Jack Bogle thinks the slowdown in U.S. equity fund flows could be caused by indexing having less room to grow.

Note: This video is part three of nine of an interview between Morningstar's Christine Benz and Jack Bogle, founder of Vanguard, at the 2018 Bogleheads conference. Watch the other segments here.

Christine Benz: When we look at fund flows in contrast with a decade ago, we see a little bit of a contrarian tendency with investors buying bonds and international equity at a time when the U.S. equity market has performed very well. 

What do you make of that? Do you think that there's something fundamental underpinning that that could be lasting?

John C. Bogle: That's really a good question, and I don't think any of us know the answer. The reality is that this year, as compared to the boom in previous years, this year cash flows in the mutual funds are down pretty close to 50%. It's a large amount.
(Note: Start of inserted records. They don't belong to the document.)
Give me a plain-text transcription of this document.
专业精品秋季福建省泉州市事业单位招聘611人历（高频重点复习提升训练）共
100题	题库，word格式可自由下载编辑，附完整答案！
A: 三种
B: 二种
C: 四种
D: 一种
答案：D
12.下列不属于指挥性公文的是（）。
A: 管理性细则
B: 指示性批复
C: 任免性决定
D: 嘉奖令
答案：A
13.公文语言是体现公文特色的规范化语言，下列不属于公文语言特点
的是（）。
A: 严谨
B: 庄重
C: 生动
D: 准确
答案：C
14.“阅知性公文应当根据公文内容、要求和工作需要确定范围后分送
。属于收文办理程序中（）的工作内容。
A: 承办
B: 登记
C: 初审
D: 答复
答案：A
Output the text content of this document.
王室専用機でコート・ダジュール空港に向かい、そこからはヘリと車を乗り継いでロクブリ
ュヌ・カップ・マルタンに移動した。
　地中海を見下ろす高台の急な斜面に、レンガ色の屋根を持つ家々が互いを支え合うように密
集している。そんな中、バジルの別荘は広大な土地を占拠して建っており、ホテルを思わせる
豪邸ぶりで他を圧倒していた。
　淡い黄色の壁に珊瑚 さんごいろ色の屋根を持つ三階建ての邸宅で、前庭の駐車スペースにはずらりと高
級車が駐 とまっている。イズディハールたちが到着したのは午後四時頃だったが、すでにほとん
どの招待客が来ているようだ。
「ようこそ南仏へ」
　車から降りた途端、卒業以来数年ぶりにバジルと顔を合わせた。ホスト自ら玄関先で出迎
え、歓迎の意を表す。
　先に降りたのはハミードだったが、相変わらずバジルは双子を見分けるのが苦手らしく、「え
At least, that's through August compared to the first eight months of last year. I don't see any reason it will not continue to do that, but numbers are funny. They can surprise you.

Let's assume that fund sales are off, net cash flow is off 33%; why is that? Well, the mutual fund business has been driven by indexing, and indexing can only be driven so far. It's now almost 50% of the assets of the equity fund part of the business--50% is an awful lot, up from maybe 5% in 1989 or '90, so it's grown very rapidly. It may just be that people have filled up their portfolio with index funds that don't care to add any.

It's not known to me. I don't see the daily figures at Vanguard or the monthly figures. I could give you a better handle if I did. Maybe it's the disruption in everybody's thought process by all the chaos we have in Washington, D.C.; I don't know about that, but it's hard to make people feel better. Although on the other hand, the administration has given, I guess given in quotes, this tax bill and created billions and billions and billions, I think the number's something like $40 billion, for corporations. While if you look at the full schedule, actually increased taxes for individuals. I find that remarkably bad economics. I won't talk here about whether it's bad politics or not.